Scientologists ‘heal’ Haiti quake victims using touch

Amid the mass of aid agencies piling in to help Haiti quake victims is a batch of Church of Scientology “volunteer ministers”, claiming to use the power of touch to reconnect nervous systems.

Clad in yellow T-shirts emblazoned with the logo of the controversial US-based group, smiling volunteers fan out among the injured lying under makeshift shelters in the courtyard of Port-au-Prince’s General Hospital.

An anonymous benefactor is sending Scientolgists in, at great expense, to provide this important service to Haiti:

“We’re trained as volunteer ministers, we use a process called ‘assist’ to follow the nervous system to reconnect the main points, to bring back communication,” she said.

“When you get a sudden shock to a part of your body the energy gets stuck, so we re-establish communication within the body by touching people through their clothes, and asking people to feel the touch.”

Yeah, folks, this is yet another kind of “energy medicine,” which is just as bogus as every other kind of “energy medicine,” such as reiki, therapeutic touch, and more.
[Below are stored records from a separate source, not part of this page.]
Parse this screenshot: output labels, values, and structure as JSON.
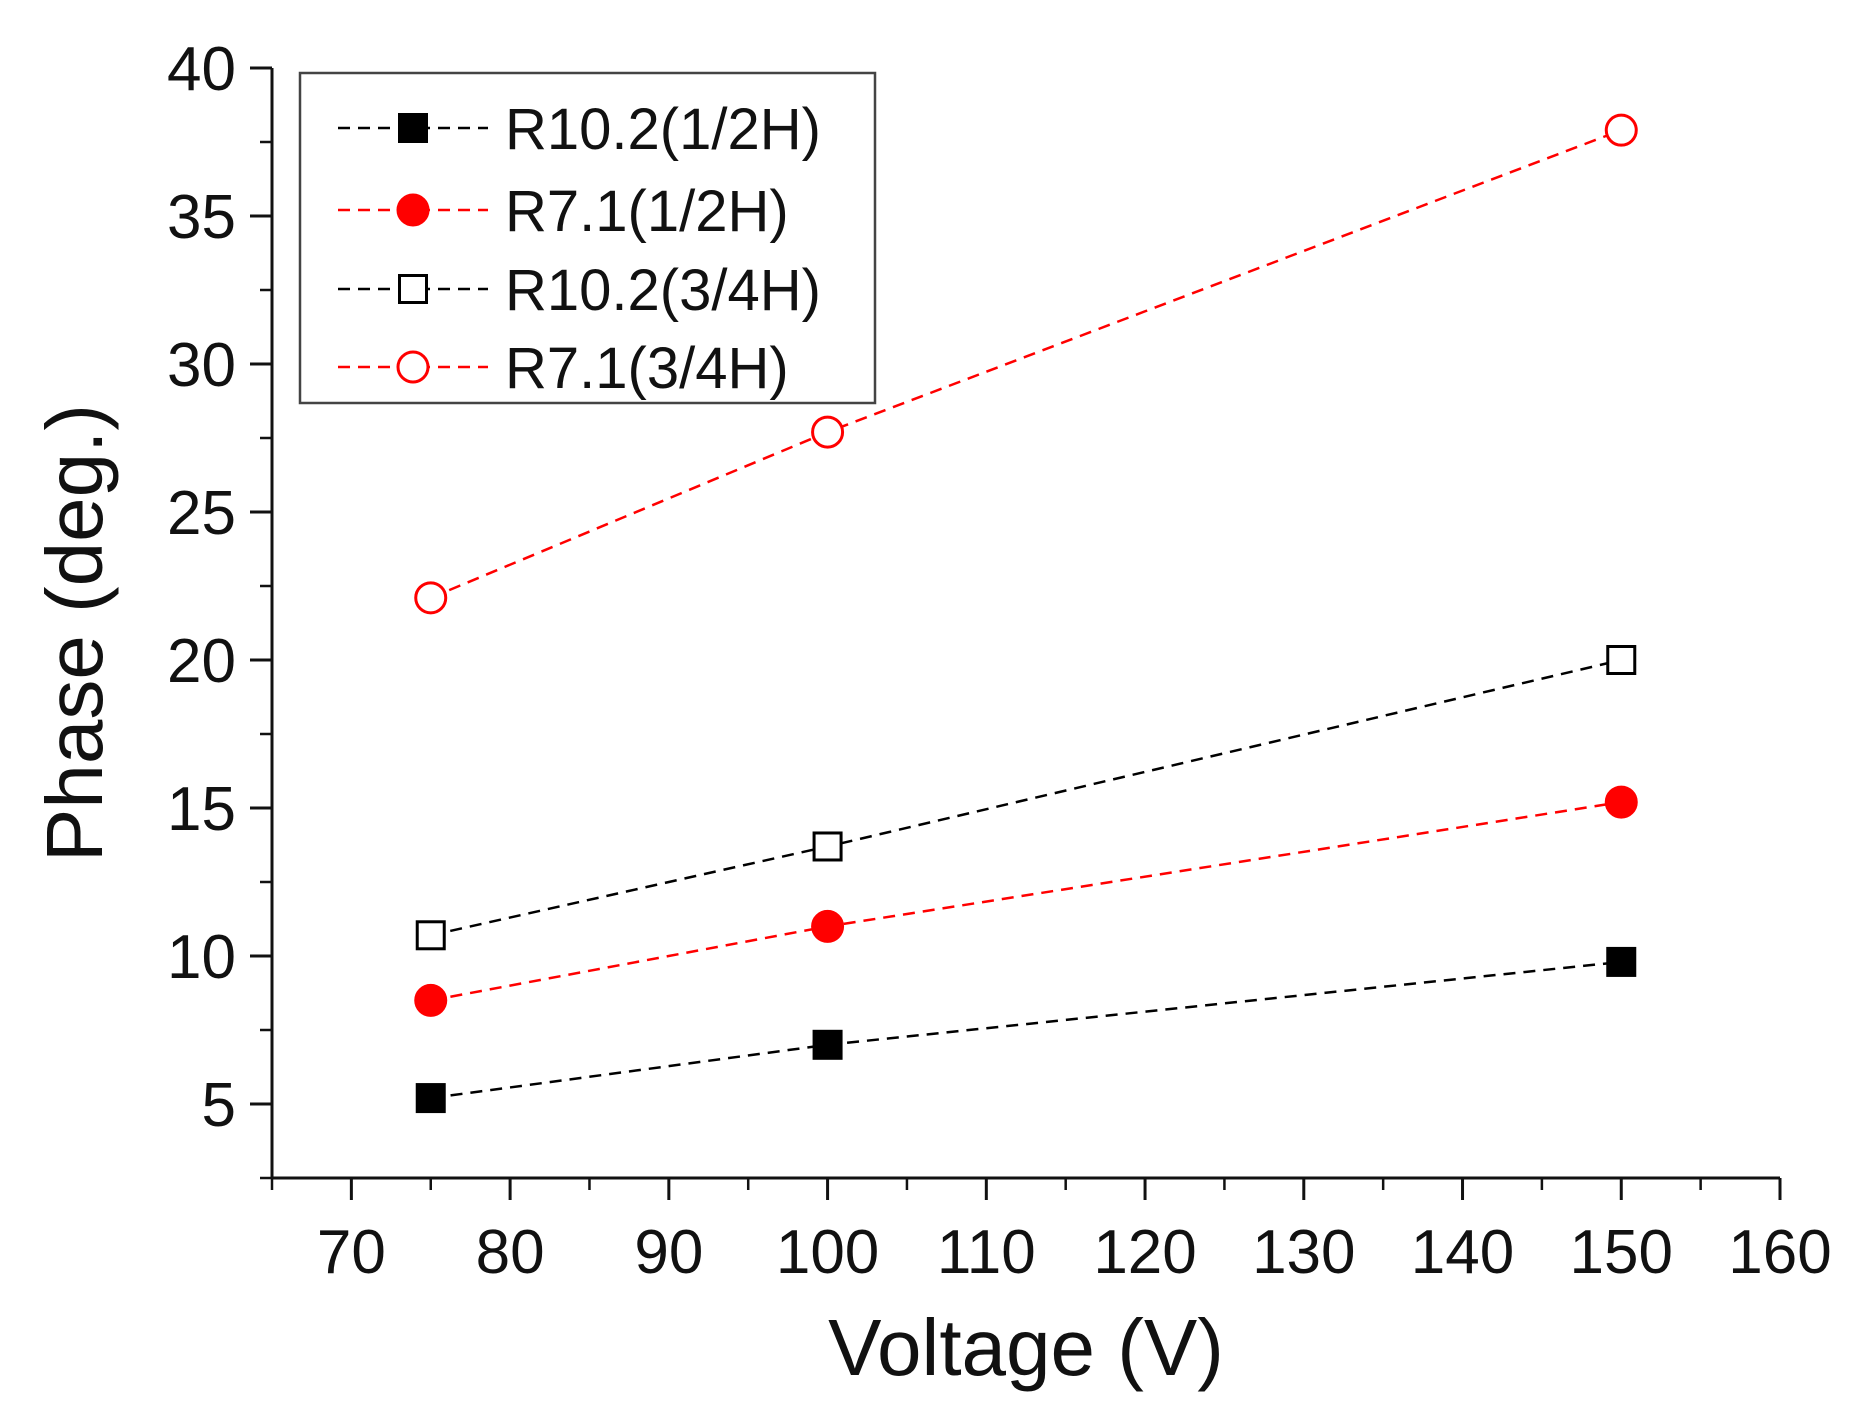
{
  "chart_data": {
    "type": "scatter",
    "title": "",
    "xlabel": "Voltage (V)",
    "ylabel": "Phase (deg.)",
    "xlim": [
      65,
      160
    ],
    "ylim": [
      2.5,
      40
    ],
    "x_ticks": [
      70,
      80,
      90,
      100,
      110,
      120,
      130,
      140,
      150,
      160
    ],
    "y_ticks": [
      5,
      10,
      15,
      20,
      25,
      30,
      35,
      40
    ],
    "x_tick_labels": [
      "70",
      "80",
      "90",
      "100",
      "110",
      "120",
      "130",
      "140",
      "150",
      "160"
    ],
    "y_tick_labels": [
      "5",
      "10",
      "15",
      "20",
      "25",
      "30",
      "35",
      "40"
    ],
    "grid": false,
    "legend_position": "top-left",
    "series": [
      {
        "name": "R10.2(1/2H)",
        "color": "#000000",
        "marker": "square",
        "filled": true,
        "x": [
          75,
          100,
          150
        ],
        "y": [
          5.2,
          7.0,
          9.8
        ]
      },
      {
        "name": "R7.1(1/2H)",
        "color": "#ff0000",
        "marker": "circle",
        "filled": true,
        "x": [
          75,
          100,
          150
        ],
        "y": [
          8.5,
          11.0,
          15.2
        ]
      },
      {
        "name": "R10.2(3/4H)",
        "color": "#000000",
        "marker": "square",
        "filled": false,
        "x": [
          75,
          100,
          150
        ],
        "y": [
          10.7,
          13.7,
          20.0
        ]
      },
      {
        "name": "R7.1(3/4H)",
        "color": "#ff0000",
        "marker": "circle",
        "filled": false,
        "x": [
          75,
          100,
          150
        ],
        "y": [
          22.1,
          27.7,
          37.9
        ]
      }
    ]
  }
}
Nevertheless, these Scientologists claim to have performed miracles:

Next to her lay 22-year-old student Oscar Elweels, whose father rescued him from the basement of his school where he lay with a pillar on his leg for a day after the deadly January 12 quake.

His right leg was amputated below the knee and his left leg was severely bruised and swollen. …

“One hour ago he had no sensation in his left leg, so I explained the method to him, I touched him and after a while he said ‘now I feel everything’,” said [the Scientologist known as] Sylvie.

“Otherwise they might have had to amputate his other leg. Now his sister knows the method and she can do it.”

The news isn’t all bad, though, as AFP goes on to say:

Another group of Scientologists distributed antibiotic pills. “The doctors said give everyone with wounds antibiotics,” said Italian volunteer Marina.

The Scientologists’ questionable care hasn’t gone unnoticed by true medical professionals on site; they appear to have taken advantage of the chaos to insinuate themselves into the clinics:

Some doctors at the hospital are skeptical. One US doctor, who asked not to be named, snorted: “I didn’t know touching could heal gangrene.”

When asked what the Scientologists are doing here, another doctor said: “I don’t know.”

Do you care? “Not really,” she said, wheeling an unconscious patient out of the operating room to join hundreds of others in the hospital’s sunny courtyard.

Sorry, but foisting quackery on Haitians, in the time of their greatest need — and when they are at their most vulnerable — in order to promote an ersatz religion, is — quite simply — wrong.